3. The cable assembly according to claim 1, wherein the first sub-section is thinner than the second sub-section.

4. The cable assembly according to claim 1, wherein at least the first and second sub-sections are configured to electrically connect to a control console.

5. The cable assembly according to claim 1, wherein the main section is configured to electrically connect to a medical probe.

6. The cable assembly according to claim 1, wherein the first subset of the cables is configured to conduct electro-potential (EP) signals between sensing electrodes of a medical probe and a processor.

7. The cable assembly according to claim 1, wherein the second subset of the cables is configured to conduct ablation signals between a signal generator and ablation electrodes of a medical probe.

8. The cable assembly according to claim 1, and comprising a strain relief element coupled to at least one of the first and second sub-sections.

9. The cable assembly according to claim 8, wherein the strain relief element has a tensile strength larger than of the first sub-section.

10. A method for producing a cable assembly, the method comprising:

producing a main section comprising multiple cables; and

splitting from the main section, at a predefined junction point, at least first and second sub-sections comprising respective first and second subsets of the cables, wherein the second sub-section is shorter than the first sub-section and has a larger tensile strength than the first sub-section.

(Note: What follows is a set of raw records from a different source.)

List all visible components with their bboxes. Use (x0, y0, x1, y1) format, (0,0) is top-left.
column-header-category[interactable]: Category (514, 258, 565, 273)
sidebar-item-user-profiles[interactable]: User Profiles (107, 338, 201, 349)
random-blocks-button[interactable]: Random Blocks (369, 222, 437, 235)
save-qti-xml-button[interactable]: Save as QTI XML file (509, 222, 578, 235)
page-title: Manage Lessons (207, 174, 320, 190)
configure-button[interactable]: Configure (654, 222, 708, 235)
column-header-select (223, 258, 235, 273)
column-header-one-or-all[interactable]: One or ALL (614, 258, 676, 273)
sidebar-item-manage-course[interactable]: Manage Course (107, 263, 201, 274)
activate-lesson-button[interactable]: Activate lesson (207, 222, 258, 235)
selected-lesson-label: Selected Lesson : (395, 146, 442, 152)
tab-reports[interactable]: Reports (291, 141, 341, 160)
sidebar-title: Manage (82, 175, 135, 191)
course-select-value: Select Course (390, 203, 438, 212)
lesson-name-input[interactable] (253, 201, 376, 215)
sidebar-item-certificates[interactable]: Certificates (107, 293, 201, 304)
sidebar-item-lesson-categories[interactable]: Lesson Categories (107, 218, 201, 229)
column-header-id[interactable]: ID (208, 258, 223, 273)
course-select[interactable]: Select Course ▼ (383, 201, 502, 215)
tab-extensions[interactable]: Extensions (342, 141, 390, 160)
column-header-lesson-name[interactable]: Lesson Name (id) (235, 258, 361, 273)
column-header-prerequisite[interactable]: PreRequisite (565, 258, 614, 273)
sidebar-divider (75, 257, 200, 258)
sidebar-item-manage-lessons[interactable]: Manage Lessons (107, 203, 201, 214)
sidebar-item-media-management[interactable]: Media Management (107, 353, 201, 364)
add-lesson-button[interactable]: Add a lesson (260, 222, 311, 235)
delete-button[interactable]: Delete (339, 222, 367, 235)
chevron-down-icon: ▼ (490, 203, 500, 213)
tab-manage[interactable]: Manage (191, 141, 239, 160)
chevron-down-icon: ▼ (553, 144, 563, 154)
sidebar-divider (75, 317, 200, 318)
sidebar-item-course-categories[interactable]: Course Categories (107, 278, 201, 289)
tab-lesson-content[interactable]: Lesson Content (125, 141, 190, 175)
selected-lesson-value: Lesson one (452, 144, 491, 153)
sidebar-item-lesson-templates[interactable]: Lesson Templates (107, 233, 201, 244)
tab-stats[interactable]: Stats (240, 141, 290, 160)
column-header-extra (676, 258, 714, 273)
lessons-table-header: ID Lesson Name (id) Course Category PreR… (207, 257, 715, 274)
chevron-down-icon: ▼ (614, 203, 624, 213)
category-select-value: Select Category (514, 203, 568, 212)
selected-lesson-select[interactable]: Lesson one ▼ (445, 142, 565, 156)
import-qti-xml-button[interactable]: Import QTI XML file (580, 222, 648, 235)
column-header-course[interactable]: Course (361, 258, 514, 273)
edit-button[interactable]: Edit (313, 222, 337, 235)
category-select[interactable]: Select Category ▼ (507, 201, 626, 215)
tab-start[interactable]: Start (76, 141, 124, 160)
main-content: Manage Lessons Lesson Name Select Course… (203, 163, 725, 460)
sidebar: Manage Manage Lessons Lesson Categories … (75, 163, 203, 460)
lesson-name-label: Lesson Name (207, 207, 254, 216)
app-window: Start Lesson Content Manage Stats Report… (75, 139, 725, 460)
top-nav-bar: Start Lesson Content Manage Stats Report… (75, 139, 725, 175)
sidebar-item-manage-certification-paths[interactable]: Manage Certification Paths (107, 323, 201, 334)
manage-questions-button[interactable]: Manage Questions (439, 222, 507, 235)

11. The method according to claim 10, wherein splitting the at least first and second sub-sections comprises producing the second sub-section as a strain relief to at least the first sub-section.

12. The method according to claim 10, wherein splitting the at least first and second sub-sections comprises producing the first sub-section thinner than the second sub-section.

13. The method according to claim 10, wherein splitting the at least first and second sub-sections comprises electrically connecting at least the first and second sub-sections to a control console.

14. The method according to claim 10, wherein producing the main section comprises electrically connecting the main section to a medical probe.

15. The method according to claim 10, wherein the first subset of the cables is for conducting electro-potential (EP) signals between sensing electrodes of a medical probe and a processor.

16. The method according to claim 10, wherein the second subset of the cables is for conducting ablation signals between a signal generator and ablation electrodes of a medical probe.

17. The method according to claim 10, and comprising coupling a strain relief element to at least one of the first and second sub-sections.

18. The method according to claim 17, wherein the strain relief element has a tensile strength larger than of the first sub-section.